Walras' Law of Markets

Categories: Financial Theory, Econ

Familiar with the “invisible hand” theory from Adam Smith? It says that the invisible hand of the market works to keep the supply and demand of goods always headed towards equilibrium. Which means that the supply created is all bought: there’s no excess supply from producers, and no excess demand from consumers.

Walras’ law is a theory that says if there’s excess supply somewhere, there’s a matched excess demand somewhere else, in another market. Basically, if you take a look at the entire market, all of the excess supply and excess demand should cancel out, giving a net balance of equilibrium.

If you know a little bit about statistics, and you believe in the invisible hand theory, this would seem to be a plausible theory. Yet, some say observations have found this to be untrue. But...maybe those observations were incomplete.
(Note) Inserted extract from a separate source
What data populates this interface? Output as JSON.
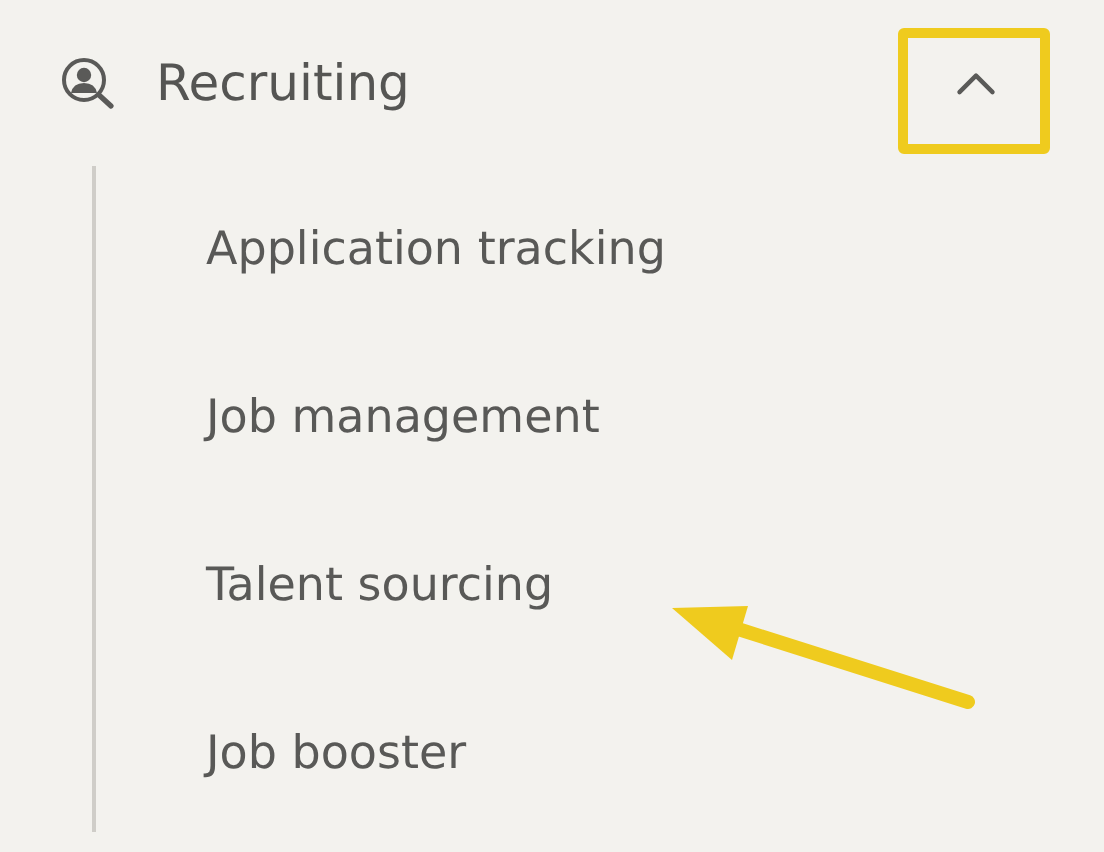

For instance, what about the black market? Just because really bad pirated DVDs and fake-label handbags aren’t legal doesn’t mean they’re immune to the market effects of the invisible hand...but it does mean they’re hard to track.

In general, you could say that it’s not very Keynesian of you to be on the Walras train. Keynesian economics says one market could be imbalanced without necessarily having a matching imbalance in another market. Maybe in the future, it’ll be easier to conclude if Walras’ Law has merit or not.